Alas, this "case #2" relies on the tax cut not being available unless the mother stays home; and this feature, so crucial to Ms. Hirshman's case, is pure projection on her part. The proposal itself contains no such feature, saying instead
The plan ... would be available to all parents no matter how much they earn, with the limit being the amount they pay in income and payroll taxes.

Ms. Hirshman was apparently in haste to illustrate her opponents' evil nature, and full of eagerness to demonstrate their inferior intelligence, so her entire post is written in the tone of one ministering to the mentally deficient:
That's because (repeat after me)

But all this rather clumsy rhetoric collapses on a simple obstacle: Ms. Hirshman apparently cannot comprehend that Mr. Douthat is not supporting government incentives but their absence -- what we would crudely call freedom.

Tuesday, April 28, 2009

No Banana

I think most of Randy Barnett's proposed Federalism Amendments are admirable, though some would have extreme consequences which are difficult to fully fathom before the fact. But one mistake is being made repeatedly.
Article [of Amendment 7] -- [Term Limits for U.S. Senators and Representatives]
Section 1. No person who has been elected or served for a full term to the Senate two times shall be eligible for election or appointment to the Senate. No person who has been elected for a full term to the House of Representatives six times shall be eligible for election to the House of Representatives.
Section 2. ...
This is a centralized mandate on the selection of legislators; as such, it represents not federalism but its opposite. I would propose a much milder form:

Article [of Amendment 7] -- [Constitutionality of Term Limits]

No article of this Constitution shall be construed to limit the authority of each State to restrict the eligibility of persons for election or appointment to the Senate or to the House of Representatives from that state, or to its own legislature, provided that the grounds for such restriction are limited to prior election or service in those bodies.

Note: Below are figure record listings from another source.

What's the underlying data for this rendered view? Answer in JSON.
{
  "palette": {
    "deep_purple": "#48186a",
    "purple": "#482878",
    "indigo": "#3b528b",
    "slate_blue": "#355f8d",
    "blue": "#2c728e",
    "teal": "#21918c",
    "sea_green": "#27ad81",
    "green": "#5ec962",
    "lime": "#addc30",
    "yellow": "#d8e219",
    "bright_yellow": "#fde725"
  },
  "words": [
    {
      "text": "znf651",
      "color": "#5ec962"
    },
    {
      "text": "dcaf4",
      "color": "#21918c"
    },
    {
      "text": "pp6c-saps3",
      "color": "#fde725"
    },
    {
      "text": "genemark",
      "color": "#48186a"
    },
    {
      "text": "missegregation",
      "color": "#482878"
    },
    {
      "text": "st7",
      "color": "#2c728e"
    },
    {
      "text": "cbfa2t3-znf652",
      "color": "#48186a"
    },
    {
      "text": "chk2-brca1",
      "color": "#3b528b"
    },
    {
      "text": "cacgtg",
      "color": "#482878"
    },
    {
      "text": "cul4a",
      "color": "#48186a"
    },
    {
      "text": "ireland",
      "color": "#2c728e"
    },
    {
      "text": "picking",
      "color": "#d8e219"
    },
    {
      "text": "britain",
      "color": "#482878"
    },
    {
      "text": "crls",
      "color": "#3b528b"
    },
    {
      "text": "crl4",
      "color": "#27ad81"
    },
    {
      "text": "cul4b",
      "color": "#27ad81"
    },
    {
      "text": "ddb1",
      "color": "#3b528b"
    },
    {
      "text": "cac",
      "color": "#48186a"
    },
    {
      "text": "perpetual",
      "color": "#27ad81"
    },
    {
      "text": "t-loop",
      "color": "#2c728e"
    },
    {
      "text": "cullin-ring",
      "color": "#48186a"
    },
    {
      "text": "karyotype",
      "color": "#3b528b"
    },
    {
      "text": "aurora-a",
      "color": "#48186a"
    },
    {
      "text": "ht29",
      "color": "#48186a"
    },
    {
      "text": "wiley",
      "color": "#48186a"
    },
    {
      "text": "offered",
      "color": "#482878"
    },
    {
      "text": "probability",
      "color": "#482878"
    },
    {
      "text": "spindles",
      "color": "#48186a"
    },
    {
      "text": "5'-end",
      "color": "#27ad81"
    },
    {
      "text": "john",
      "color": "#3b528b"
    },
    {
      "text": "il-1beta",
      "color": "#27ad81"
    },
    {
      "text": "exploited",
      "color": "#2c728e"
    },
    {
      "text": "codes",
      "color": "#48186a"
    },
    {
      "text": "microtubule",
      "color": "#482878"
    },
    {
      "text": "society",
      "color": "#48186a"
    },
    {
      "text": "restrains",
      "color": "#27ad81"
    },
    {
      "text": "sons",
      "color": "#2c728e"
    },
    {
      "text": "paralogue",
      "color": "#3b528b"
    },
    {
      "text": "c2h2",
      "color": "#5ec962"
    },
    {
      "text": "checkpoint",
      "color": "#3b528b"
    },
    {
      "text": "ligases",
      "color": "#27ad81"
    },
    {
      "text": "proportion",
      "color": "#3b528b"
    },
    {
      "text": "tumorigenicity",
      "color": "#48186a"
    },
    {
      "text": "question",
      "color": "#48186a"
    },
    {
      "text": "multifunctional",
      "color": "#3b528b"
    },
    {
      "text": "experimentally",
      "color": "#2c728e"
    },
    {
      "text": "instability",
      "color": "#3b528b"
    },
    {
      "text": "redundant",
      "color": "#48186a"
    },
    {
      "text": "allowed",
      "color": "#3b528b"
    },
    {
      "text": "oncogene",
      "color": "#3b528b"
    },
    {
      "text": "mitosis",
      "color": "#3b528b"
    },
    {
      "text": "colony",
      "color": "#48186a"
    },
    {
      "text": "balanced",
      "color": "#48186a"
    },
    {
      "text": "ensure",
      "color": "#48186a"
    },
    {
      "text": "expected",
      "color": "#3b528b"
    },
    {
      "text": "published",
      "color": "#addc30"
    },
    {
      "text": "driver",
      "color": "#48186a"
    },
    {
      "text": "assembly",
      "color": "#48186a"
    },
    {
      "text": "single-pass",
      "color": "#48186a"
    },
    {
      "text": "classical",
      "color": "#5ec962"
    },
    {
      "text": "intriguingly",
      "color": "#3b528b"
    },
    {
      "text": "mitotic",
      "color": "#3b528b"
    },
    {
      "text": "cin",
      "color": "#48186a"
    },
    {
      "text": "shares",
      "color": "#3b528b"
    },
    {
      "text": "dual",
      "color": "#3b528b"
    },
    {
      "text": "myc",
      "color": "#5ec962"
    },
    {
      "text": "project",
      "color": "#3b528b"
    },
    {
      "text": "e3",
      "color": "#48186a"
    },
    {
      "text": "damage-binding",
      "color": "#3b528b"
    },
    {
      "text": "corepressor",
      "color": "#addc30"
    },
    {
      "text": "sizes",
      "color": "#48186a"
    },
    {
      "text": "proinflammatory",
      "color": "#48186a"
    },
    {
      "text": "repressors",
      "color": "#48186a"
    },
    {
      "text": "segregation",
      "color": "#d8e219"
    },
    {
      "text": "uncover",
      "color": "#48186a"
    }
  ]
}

Many others could probably word this more precisely. [I don't know whether to say "grounds" or "criteria", and there are probably larger problems as well.] This would be more flexible and far more faithful to the spirit of federalism.

Friday, April 24, 2009

All the Hot Buttons

Six [6] protestors are gathered, if that's the word, outside AIG's London offices. They are holding signs protesting the existence of Huntington Life Sciences, so I guess they are affiliated with the SHAC terrorists. One has a bullhorn and is exchanging slogans with the rest:
Five hundred animals died today!
A I G! You're to blame!
At any given time, around 10 passersby have stopped to watch.

Saturday, April 04, 2009

Yale's Congressional Delegation

Dealbreaker transcribes Rosa DeLauro's (D-CT) explanation of the credit crisis:
One through nine, no maybes, no supposes, no fractions. You can't travel in space, you can't go out into space, you know, without, like, you know, uh, with fractions - what are you going to land on - one-quarter, three-eighths? What are you going to do when you go from here to Venus or something? That's dialectic physics.

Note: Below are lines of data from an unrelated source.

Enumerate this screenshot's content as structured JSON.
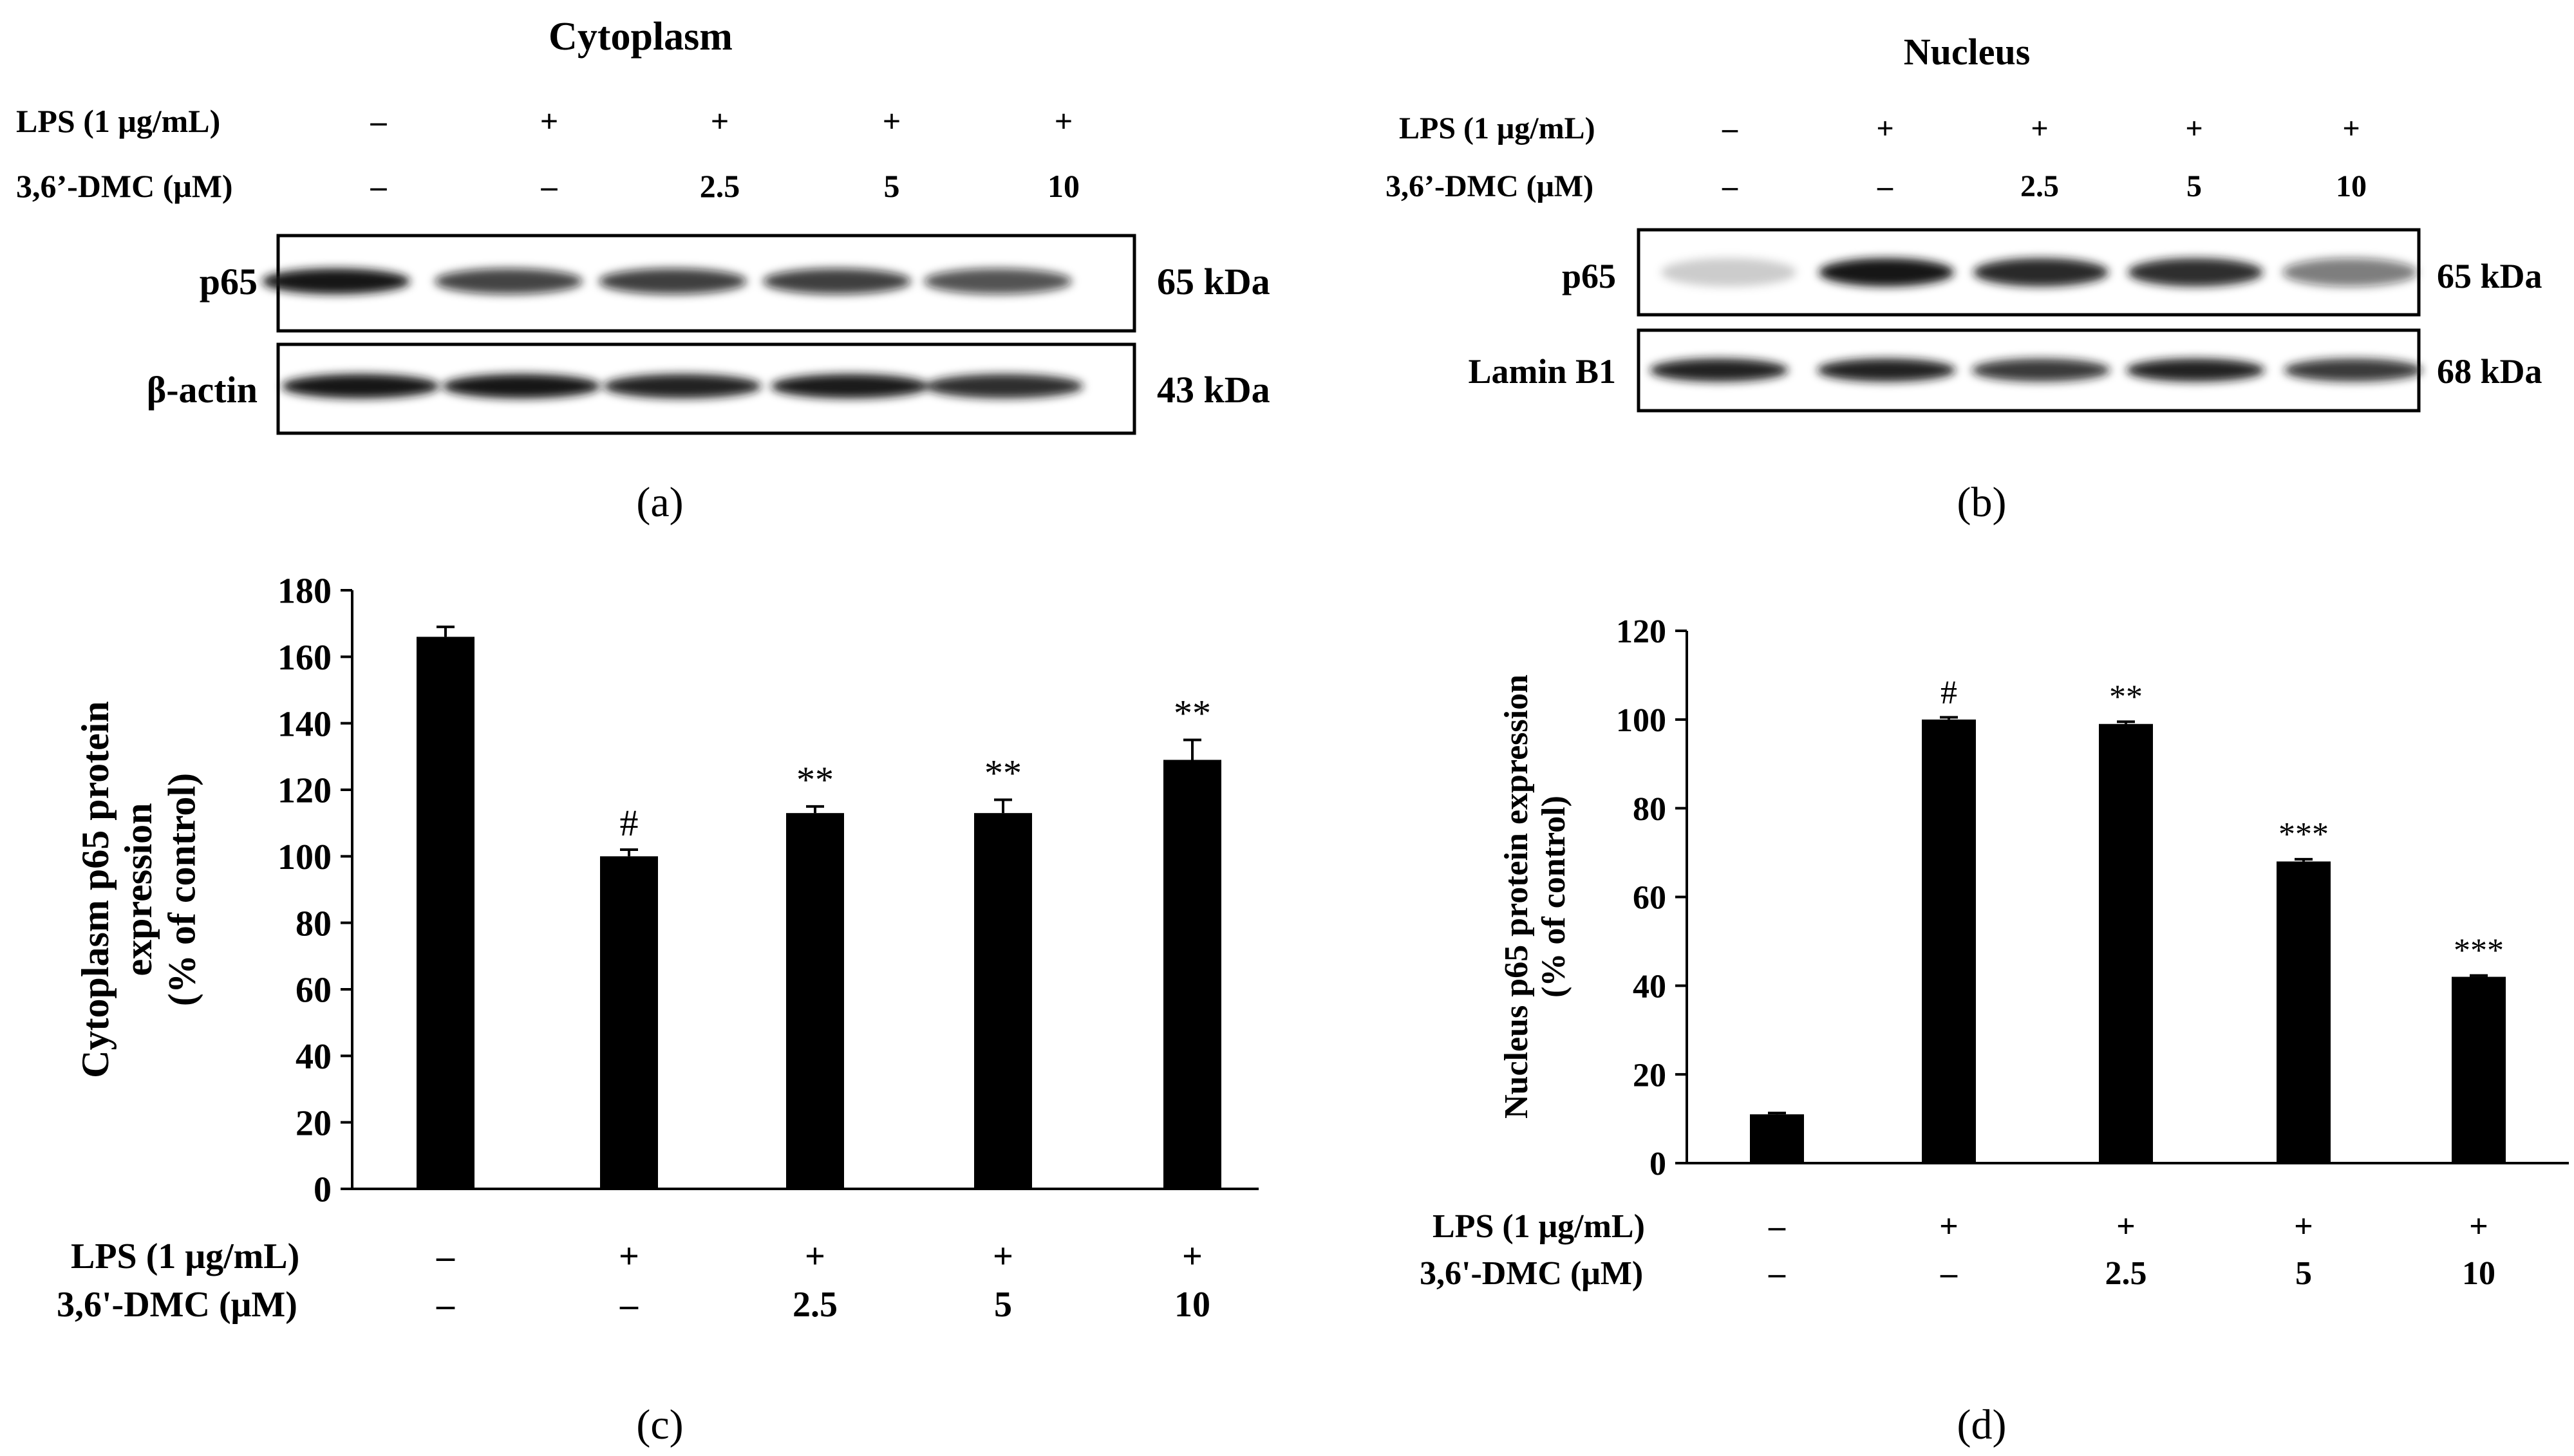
{
  "panels": {
    "a": {
      "label": "(a)",
      "title": "Cytoplasm",
      "treatment_labels": [
        "LPS (1 μg/mL)",
        "3,6’-DMC (μM)"
      ],
      "lps": [
        "–",
        "+",
        "+",
        "+",
        "+"
      ],
      "dmc": [
        "–",
        "–",
        "2.5",
        "5",
        "10"
      ],
      "blots": [
        {
          "name": "p65",
          "kda": "65 kDa"
        },
        {
          "name": "β-actin",
          "kda": "43 kDa"
        }
      ]
    },
    "b": {
      "label": "(b)",
      "title": "Nucleus",
      "treatment_labels": [
        "LPS (1 μg/mL)",
        "3,6’-DMC (μM)"
      ],
      "lps": [
        "–",
        "+",
        "+",
        "+",
        "+"
      ],
      "dmc": [
        "–",
        "–",
        "2.5",
        "5",
        "10"
      ],
      "blots": [
        {
          "name": "p65",
          "kda": "65 kDa"
        },
        {
          "name": "Lamin B1",
          "kda": "68 kDa"
        }
      ]
    },
    "c": {
      "label": "(c)",
      "treatment_labels": [
        "LPS (1 μg/mL)",
        "3,6'-DMC (μM)"
      ],
      "lps": [
        "–",
        "+",
        "+",
        "+",
        "+"
      ],
      "dmc": [
        "–",
        "–",
        "2.5",
        "5",
        "10"
      ]
    },
    "d": {
      "label": "(d)",
      "treatment_labels": [
        "LPS (1 μg/mL)",
        "3,6'-DMC (μM)"
      ],
      "lps": [
        "–",
        "+",
        "+",
        "+",
        "+"
      ],
      "dmc": [
        "–",
        "–",
        "2.5",
        "5",
        "10"
      ]
    }
  },
  "chart_data": [
    {
      "type": "bar",
      "panel": "c",
      "categories": [
        "1",
        "2",
        "3",
        "4",
        "5"
      ],
      "values": [
        166,
        100,
        113,
        113,
        129
      ],
      "errors": [
        3,
        2,
        2,
        4,
        6
      ],
      "annotations": [
        "",
        "#",
        "**",
        "**",
        "**"
      ],
      "ylabel_lines": [
        "Cytoplasm p65 protein",
        "expression",
        "(% of control)"
      ],
      "ylim": [
        0,
        180
      ],
      "yticks": [
        0,
        20,
        40,
        60,
        80,
        100,
        120,
        140,
        160,
        180
      ],
      "color": "#000000"
    },
    {
      "type": "bar",
      "panel": "d",
      "categories": [
        "1",
        "2",
        "3",
        "4",
        "5"
      ],
      "values": [
        11,
        100,
        99,
        68,
        42
      ],
      "errors": [
        0.3,
        0.5,
        0.5,
        0.5,
        0.3
      ],
      "annotations": [
        "",
        "#",
        "**",
        "***",
        "***"
      ],
      "ylabel_lines": [
        "Nucleus p65 protein expression",
        "(% of control)"
      ],
      "ylim": [
        0,
        120
      ],
      "yticks": [
        0,
        20,
        40,
        60,
        80,
        100,
        120
      ],
      "color": "#000000"
    }
  ]
}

Way to put your best foot forward, Bulldogs. Mrs. DeLauro excels herself here -- again via DealBreaker -- and has to be interrupted multiple times mid-rant.
Yes, this is the same Rosa DeLauro who rented the basement of a single-family dwelling to Rahm Emmanuel, breaking one of the minor stupid laws that she and those like her have spent their lives creating. So she fits the "useful" tag, as well.

Strong Language

I am not the first to notice this passage from Light in August, but it merits reproduction.
One wall of the study is lined with books. He pauses before them, seeking, until he finds the one he wants. It is Tennyson. It is dogeared. He has had it ever since the seminary. He sits beneath the lamp and opens it. It does not take long. Soon the fine galloping language, the gutless swooning full of sapless trees and dehydrated lusts begins to swim smooth and swift and peaceful. It is better than praying without having to bother to think aloud. It is like listening in a cathedral to a eunuch chanting in a language which he does not even need to not understand.

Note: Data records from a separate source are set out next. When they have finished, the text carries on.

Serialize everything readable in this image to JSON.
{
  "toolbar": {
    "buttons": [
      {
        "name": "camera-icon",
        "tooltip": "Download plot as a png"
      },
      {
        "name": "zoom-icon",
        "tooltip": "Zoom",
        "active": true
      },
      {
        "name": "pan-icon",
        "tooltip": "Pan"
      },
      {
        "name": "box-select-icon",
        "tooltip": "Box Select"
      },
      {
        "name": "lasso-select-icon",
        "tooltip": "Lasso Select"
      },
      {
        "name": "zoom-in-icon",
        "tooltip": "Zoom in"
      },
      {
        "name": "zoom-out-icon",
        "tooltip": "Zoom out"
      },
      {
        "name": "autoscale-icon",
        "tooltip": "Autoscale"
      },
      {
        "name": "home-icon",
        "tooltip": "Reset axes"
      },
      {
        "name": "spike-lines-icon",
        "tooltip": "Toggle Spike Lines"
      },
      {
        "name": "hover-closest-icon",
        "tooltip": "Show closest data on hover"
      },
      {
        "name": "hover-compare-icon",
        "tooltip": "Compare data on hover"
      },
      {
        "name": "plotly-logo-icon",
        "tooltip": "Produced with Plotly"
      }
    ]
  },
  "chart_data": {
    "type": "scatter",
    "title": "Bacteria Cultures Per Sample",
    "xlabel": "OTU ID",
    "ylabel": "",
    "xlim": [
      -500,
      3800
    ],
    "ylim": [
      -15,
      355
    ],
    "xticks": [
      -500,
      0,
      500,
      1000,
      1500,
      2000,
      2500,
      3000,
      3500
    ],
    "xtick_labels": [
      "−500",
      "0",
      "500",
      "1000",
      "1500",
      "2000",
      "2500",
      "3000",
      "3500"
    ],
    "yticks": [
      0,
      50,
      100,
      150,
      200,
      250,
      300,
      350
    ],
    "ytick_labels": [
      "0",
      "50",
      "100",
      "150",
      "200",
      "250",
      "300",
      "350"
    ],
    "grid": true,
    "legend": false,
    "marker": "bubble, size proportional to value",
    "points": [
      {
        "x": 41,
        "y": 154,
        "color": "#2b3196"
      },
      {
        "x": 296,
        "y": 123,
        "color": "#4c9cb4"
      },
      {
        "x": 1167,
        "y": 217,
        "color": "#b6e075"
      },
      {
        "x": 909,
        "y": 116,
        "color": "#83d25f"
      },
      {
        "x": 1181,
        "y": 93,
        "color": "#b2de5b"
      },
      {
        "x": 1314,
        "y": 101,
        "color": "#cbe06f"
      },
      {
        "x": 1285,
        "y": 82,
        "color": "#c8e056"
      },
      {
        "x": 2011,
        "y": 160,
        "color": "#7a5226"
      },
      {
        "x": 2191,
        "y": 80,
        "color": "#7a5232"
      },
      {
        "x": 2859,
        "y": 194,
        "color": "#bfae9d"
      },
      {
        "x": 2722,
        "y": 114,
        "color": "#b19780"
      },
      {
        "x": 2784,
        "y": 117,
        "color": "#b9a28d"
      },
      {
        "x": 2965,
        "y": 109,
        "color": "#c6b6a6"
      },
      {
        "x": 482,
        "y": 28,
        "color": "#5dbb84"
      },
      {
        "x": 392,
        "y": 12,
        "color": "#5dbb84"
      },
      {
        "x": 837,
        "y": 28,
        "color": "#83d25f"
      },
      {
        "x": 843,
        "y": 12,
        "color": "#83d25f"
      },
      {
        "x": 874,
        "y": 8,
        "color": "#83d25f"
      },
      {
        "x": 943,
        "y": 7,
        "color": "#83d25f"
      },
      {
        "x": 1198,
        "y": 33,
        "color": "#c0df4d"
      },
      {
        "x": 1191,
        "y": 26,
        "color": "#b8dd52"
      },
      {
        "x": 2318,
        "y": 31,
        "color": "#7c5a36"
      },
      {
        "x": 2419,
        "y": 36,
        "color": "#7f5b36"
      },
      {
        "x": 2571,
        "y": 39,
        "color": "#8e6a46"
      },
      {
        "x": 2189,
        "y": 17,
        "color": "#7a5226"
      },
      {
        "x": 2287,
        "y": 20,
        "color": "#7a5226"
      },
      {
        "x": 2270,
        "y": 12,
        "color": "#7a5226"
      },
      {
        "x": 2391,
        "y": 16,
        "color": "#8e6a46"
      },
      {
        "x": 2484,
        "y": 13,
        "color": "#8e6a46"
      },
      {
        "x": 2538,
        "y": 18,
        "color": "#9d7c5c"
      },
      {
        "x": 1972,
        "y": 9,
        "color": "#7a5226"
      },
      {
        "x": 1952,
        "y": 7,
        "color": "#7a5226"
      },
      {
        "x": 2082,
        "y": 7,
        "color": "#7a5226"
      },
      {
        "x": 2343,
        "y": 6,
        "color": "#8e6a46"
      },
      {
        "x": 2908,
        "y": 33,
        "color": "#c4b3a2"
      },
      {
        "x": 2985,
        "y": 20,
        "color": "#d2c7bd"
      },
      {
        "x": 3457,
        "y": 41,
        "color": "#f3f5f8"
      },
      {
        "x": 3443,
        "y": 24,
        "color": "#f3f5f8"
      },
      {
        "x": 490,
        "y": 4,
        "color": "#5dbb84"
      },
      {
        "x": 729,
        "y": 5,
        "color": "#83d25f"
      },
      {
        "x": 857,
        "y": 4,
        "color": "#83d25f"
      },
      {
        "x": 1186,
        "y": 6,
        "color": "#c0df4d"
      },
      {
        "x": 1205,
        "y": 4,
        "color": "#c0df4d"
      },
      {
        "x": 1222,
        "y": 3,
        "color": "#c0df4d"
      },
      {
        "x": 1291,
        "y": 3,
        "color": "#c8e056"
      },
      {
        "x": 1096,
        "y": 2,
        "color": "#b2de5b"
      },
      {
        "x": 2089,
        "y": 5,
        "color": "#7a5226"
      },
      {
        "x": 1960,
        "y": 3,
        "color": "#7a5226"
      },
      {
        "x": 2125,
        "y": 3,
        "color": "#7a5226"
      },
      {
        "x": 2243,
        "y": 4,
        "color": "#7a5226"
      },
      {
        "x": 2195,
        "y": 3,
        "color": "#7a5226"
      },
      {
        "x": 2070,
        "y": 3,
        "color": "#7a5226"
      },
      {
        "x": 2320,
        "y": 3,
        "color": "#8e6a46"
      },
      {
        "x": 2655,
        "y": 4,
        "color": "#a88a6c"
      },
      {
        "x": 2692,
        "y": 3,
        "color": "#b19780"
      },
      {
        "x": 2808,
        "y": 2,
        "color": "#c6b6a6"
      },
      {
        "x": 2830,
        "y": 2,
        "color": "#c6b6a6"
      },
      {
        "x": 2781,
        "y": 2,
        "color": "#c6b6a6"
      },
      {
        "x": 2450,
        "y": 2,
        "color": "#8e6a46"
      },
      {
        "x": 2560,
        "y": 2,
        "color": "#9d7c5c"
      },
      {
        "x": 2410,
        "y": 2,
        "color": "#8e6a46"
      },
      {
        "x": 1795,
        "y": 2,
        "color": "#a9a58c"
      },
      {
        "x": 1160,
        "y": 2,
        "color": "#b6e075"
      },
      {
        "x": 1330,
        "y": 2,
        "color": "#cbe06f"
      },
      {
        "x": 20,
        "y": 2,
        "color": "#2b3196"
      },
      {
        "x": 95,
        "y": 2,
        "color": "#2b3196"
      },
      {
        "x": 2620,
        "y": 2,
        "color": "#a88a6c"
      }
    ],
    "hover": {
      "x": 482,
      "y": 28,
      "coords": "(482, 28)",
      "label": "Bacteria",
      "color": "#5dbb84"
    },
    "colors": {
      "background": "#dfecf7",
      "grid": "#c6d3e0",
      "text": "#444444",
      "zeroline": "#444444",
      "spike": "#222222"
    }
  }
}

Also interesting is Mr. Faulkner's non-denying denial when asked whether this represents his own feelings about Mr. Tennyson's work.

Thursday, April 02, 2009

Before the Cascade

I was thinking of an old post about "preference cascades" (linked here but the original seems to be gone):

This illustrates, in a mild way, the reason why totalitarian regimes collapse so suddenly. (Click here for a more complex analysis of this and related issues). Such regimes have little legitimacy, but they spend a lot of effort making sure that citizens don't realize the extent to which their fellow-citizens dislike the regime. If the secret police and the censors are doing their job, 99% of the populace can hate the regime and be ready to revolt against it - but no revolt will occur because no one realizes that everyone else feels the same way.

This works until something breaks the spell, and the discontented realize that their feelings are widely shared, at which point the collapse of the regime may seem very sudden to outside observers - or even to the citizens themselves. Claims after the fact that many people who seemed like loyal apparatchiks really loathed the regime are often self-serving, of course. But they're also often true: Even if one loathes the regime, few people have the force of will to stage one-man revolutions, and when preferences are sufficiently falsified, each dissident may feel that he or she is the only one, or at least part of a minority too small to make any difference.

[Emphasis mine.]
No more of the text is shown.